France tops medal chart at International Wine Challenge, but Australia and New Zealand are hot on its heels
France holds tight at the top of the leader board with 295 medal winners
- France tops total medal count with 295 wines receiving gongs.
- Champagne proves to be the biggest jewel in France’s winemaking crown, producing seven Gold medal winners.
No stranger to success, France topped the medal chart once again at Tranche One of the 2016 International Wine Challenge (IWC), winning a whopping 295 medals, building on last year’s medal count of 277.
However, France is facing stiff competition from rivals Australia and New Zealand. In a competition first, Australia received the most Gold medals with 19, beating France to joint second place with New Zealand for their haul of 18 Gold medals each. Despite Australia’s challenge to France’s throne, French winemakers still clocked up the highest number of Silver and Bronze medals with 108 and 170 respectively.
- Champagne is once again France’s most successful wine producing region at the IWC, claiming seven Gold medals at the prestigious competition. Oudinot earned a pair of Gold medals for its Marks & Spencer champagnes.
- Its Marks & Spencer Oudinot Brut Vintage 2007 and its non-vintage Marks & Spencer Oudinot Rosé both scooped Gold.
- Three more non-vintage champagnes also struck Gold at the competition, proving you don’t need to pay a vintage price tag to get beautiful bubbly. Champagne De Venoge’s Princes Rosé NV, Champagne Gonet Sulcova’s Grand Cru Extra Brut NV and Lanson Noble Cuvée Brut Rosé NV all won Gold at Tranche One of the tasting. Champagne J. De Telmont’s Cuvée O.R 1735 2004 also scooped a Gold medal, as did Champagne Jacquart’s Blanc de Blancs Millésimé Brut 2009.

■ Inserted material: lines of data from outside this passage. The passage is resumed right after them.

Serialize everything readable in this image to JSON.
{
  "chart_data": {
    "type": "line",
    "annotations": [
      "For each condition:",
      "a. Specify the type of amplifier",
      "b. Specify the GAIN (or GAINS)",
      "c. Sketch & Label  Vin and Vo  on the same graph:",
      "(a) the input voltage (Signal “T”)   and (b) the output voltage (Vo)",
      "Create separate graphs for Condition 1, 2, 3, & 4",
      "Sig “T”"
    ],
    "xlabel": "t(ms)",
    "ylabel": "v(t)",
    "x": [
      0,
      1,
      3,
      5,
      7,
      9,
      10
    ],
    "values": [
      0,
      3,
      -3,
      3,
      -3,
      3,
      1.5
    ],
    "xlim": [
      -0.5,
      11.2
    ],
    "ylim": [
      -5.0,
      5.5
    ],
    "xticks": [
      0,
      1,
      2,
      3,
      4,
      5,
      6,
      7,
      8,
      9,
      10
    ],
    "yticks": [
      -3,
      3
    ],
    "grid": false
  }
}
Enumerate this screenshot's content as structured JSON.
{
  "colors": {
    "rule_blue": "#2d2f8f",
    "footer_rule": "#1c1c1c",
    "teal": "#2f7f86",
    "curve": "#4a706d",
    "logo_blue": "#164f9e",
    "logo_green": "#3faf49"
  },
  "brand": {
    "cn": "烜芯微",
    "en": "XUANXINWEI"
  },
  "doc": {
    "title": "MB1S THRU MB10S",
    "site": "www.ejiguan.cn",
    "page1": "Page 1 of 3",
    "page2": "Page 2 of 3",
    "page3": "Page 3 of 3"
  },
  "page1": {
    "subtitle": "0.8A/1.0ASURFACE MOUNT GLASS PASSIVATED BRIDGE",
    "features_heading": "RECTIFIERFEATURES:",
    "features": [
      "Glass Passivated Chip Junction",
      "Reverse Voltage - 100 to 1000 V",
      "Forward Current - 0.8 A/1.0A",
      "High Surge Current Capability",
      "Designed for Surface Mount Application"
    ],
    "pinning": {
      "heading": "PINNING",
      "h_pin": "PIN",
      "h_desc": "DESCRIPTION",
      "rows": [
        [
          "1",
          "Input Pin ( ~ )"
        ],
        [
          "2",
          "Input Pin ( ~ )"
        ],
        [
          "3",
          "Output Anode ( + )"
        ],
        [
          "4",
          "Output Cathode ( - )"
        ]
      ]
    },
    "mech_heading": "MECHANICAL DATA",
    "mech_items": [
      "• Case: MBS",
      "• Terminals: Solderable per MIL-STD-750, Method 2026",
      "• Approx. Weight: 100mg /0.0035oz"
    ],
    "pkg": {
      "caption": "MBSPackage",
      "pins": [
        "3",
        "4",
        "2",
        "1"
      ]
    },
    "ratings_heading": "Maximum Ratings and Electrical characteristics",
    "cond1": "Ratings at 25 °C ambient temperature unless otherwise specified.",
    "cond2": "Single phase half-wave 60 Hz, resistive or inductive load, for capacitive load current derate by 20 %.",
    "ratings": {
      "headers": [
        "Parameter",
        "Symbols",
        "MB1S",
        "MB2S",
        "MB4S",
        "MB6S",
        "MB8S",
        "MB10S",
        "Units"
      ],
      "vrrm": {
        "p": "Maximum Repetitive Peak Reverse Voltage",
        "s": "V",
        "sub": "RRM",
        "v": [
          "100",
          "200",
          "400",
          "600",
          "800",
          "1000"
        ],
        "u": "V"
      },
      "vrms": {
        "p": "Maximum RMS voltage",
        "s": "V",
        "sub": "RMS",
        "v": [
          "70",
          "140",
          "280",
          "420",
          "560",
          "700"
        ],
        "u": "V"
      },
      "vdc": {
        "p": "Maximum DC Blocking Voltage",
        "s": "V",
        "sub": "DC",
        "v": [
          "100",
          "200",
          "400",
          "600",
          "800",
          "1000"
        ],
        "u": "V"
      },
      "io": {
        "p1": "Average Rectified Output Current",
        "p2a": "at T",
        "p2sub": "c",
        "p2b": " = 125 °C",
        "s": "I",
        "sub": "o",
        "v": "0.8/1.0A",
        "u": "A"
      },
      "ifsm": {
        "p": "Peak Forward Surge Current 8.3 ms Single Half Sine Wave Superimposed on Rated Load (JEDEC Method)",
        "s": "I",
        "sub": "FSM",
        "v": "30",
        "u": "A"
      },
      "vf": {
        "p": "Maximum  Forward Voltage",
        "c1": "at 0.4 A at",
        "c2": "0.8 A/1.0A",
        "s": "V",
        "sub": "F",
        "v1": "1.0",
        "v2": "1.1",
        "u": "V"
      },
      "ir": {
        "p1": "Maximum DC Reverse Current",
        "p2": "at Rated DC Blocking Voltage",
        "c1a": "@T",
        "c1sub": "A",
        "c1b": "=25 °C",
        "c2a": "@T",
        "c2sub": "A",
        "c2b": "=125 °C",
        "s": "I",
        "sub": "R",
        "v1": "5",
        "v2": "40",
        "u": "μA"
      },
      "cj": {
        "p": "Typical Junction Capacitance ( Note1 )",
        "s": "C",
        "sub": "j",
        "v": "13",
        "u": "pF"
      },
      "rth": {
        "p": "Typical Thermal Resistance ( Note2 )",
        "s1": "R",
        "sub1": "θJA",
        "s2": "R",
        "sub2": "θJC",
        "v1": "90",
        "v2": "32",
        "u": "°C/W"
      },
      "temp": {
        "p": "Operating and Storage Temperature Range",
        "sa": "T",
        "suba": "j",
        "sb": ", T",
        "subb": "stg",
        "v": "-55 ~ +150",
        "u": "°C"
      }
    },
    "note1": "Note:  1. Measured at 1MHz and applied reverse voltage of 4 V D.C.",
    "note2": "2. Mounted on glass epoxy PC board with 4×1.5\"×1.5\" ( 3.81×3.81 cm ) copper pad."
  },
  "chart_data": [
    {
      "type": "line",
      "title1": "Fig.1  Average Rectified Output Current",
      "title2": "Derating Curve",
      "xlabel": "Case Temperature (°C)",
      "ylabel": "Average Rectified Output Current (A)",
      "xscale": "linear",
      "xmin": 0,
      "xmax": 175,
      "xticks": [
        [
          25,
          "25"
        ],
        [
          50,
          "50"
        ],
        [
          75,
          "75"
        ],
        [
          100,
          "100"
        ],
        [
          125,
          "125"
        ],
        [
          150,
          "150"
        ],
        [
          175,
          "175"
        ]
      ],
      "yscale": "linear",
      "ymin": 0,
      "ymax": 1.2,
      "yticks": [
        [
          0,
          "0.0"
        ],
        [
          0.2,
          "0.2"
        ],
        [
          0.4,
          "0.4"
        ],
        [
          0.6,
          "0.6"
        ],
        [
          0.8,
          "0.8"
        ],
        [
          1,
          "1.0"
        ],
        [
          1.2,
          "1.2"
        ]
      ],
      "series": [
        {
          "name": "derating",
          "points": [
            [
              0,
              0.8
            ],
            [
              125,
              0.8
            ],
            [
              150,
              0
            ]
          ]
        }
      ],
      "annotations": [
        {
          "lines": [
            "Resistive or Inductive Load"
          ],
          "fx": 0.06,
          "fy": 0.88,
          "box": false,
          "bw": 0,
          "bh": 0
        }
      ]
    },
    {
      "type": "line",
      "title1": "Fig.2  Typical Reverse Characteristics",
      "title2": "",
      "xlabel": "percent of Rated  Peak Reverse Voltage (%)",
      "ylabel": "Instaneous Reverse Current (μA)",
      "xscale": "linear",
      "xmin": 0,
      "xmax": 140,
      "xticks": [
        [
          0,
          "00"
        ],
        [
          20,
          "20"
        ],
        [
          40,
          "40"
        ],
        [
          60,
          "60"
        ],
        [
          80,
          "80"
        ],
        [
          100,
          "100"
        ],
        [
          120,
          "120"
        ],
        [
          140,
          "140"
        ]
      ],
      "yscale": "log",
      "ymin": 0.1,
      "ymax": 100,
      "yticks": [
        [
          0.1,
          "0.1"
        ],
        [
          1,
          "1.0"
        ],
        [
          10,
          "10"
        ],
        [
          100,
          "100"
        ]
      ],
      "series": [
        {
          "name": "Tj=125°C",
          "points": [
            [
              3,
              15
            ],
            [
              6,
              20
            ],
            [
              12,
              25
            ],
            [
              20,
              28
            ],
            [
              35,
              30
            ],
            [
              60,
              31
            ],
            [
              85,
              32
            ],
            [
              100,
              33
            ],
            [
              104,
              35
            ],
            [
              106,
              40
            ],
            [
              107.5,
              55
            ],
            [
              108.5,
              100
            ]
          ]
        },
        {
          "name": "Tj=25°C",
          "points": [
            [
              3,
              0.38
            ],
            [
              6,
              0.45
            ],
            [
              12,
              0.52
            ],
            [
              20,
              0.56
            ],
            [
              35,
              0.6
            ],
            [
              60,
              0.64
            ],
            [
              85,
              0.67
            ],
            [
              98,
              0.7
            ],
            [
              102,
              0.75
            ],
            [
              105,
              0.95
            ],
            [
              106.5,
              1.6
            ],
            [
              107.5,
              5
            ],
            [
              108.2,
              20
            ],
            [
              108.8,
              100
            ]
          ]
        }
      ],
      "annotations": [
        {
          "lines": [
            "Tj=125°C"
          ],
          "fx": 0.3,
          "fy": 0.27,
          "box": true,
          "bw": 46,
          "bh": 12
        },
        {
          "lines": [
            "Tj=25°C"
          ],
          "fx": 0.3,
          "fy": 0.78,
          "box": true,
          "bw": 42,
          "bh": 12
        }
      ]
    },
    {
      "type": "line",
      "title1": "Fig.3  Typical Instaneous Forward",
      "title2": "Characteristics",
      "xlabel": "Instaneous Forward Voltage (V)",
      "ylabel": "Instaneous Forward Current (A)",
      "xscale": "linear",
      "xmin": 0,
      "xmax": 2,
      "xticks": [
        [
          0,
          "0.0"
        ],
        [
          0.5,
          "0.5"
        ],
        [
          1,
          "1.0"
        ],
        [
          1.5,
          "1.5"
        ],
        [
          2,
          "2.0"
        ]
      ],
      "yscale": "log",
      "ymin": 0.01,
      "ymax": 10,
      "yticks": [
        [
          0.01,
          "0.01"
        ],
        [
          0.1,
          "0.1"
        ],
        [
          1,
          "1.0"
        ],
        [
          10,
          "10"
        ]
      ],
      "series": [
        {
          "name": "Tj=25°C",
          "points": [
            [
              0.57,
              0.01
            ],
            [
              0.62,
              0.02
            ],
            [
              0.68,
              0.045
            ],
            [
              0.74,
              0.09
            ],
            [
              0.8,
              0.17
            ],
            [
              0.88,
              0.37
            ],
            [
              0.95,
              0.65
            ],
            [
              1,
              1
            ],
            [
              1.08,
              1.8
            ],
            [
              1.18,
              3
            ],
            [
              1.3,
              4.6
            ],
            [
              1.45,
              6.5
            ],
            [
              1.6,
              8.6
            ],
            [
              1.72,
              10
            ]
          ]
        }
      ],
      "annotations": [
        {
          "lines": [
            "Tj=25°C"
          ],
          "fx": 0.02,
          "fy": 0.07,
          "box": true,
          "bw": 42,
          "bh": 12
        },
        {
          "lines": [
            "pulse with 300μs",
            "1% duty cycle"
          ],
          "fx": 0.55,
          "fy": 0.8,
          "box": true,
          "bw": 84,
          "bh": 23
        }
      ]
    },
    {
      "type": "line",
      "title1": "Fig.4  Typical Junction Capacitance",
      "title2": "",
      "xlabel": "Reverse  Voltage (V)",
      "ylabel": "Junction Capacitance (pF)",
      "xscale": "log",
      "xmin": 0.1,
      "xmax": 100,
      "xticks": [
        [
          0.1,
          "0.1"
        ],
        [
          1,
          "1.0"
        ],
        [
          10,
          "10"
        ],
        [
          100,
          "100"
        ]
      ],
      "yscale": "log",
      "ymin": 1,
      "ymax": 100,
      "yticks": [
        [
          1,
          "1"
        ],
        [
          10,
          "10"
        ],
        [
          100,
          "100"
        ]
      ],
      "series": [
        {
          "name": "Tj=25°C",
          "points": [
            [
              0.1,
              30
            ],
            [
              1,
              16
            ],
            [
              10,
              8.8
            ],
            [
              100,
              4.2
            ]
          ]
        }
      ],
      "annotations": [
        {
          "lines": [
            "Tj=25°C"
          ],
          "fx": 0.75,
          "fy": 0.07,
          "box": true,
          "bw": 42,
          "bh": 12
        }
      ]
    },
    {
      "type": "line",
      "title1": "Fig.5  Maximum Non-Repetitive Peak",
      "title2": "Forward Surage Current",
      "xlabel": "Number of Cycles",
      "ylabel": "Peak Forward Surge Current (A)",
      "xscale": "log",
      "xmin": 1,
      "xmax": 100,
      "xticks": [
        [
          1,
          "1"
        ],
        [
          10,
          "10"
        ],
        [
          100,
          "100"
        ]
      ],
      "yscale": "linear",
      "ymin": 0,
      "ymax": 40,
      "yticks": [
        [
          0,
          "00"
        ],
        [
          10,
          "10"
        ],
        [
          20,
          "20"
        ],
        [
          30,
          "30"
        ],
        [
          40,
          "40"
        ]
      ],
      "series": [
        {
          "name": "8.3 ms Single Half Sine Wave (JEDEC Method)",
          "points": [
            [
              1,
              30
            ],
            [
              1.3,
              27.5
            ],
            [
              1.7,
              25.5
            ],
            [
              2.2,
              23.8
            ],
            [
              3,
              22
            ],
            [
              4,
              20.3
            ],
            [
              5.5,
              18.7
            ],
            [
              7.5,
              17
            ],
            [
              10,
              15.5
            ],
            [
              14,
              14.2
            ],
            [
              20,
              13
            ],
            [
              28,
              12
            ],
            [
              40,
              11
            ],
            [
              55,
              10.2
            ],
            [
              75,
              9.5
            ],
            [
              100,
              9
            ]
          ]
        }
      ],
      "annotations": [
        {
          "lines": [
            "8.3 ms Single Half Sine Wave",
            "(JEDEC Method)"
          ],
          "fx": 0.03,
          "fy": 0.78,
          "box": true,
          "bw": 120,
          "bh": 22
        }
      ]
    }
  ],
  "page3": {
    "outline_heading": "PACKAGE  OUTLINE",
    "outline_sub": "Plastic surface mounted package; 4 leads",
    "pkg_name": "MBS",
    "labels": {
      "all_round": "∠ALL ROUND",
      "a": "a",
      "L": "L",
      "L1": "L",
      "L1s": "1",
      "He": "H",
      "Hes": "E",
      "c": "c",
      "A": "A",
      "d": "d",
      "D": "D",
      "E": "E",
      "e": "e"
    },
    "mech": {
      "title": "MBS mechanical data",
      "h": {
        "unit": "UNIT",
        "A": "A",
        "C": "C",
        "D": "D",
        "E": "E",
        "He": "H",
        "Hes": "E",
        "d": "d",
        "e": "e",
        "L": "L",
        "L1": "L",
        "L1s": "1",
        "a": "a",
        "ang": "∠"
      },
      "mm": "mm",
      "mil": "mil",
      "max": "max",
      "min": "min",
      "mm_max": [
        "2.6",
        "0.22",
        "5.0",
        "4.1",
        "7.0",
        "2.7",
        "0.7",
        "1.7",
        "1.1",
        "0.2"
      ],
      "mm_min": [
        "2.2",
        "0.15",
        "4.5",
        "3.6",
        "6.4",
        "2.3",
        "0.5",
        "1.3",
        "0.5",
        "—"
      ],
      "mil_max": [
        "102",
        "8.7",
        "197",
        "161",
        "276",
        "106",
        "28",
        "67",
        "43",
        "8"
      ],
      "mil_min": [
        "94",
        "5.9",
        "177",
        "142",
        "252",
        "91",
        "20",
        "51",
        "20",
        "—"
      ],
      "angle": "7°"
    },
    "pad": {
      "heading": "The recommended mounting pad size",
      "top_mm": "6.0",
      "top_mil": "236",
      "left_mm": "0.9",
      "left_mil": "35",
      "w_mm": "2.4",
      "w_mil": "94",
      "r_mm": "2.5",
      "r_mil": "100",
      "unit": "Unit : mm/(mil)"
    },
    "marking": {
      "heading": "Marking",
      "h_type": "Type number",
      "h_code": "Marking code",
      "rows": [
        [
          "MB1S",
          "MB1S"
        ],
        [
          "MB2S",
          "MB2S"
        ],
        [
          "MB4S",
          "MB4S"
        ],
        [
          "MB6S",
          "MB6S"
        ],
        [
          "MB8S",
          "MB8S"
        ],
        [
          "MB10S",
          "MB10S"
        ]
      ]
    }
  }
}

- Cooperative wine producer Cave de Roquebrun received more Gold medals than any other French vineyard, picking up four top prizes. Among these, three of the producer’s red wines impressed the IWC judges and struck Gold, the Les Fiefs d’Aupenac 2013, the Eclats de Schistes 2013 and the Col de Lairole 2014. Cave de Roquebrun also produced a Gold medal winning white wine with its Grand Canal 2014. The producer also received four Silver medals and three Bronze.
- Alsace based producer Wolfberger also scored highly, picking up a pair of Gold medals for its Gewurztraminer Grand Cru Kirchberg de Barr 2014 and Gewurztraminer Vendanges Tardives 2012. The world-famed producer also received five Silver medals and six Bronze medals in this round of the competition.
- A trio of wines produced in Burgundy also received Gold medals. Labouré-Roi Gevrey Chambertin La Futaille 2013 struck Gold, as did the Auvigue Pouilly-Fuissé Le Clos 2014. The Union Des Viticulteurs De Chablis created the Morrisons Signature Chablis 1er Cru 2013, which also received a Gold medal.
- Elsewhere, in the Loire Valley, Fournier Pere et Fils produced a Gold medal winner for Tesco with Tesco finest* Sancerre 2014 showing that exquisite French wines are readily available in UK supermarkets.
- Visit the IWC website for the full list of winners: http://www.internationalwinechallenge.com
Charles Metcalfe, Co-Chairman of the IWC commented:
“Yet again, French winemakers have demonstrated their prowess across different styles in this tranche of the competition. France may have lost out to Australia in the Gold medal count, but the country’s producers are unbeatable in terms of variety, producing more medal winners in more styles than anywhere else in the world. Australia is hot on its heels though, and this latest result makes me very excited to see what happens in tranche two of the competition in April next year.”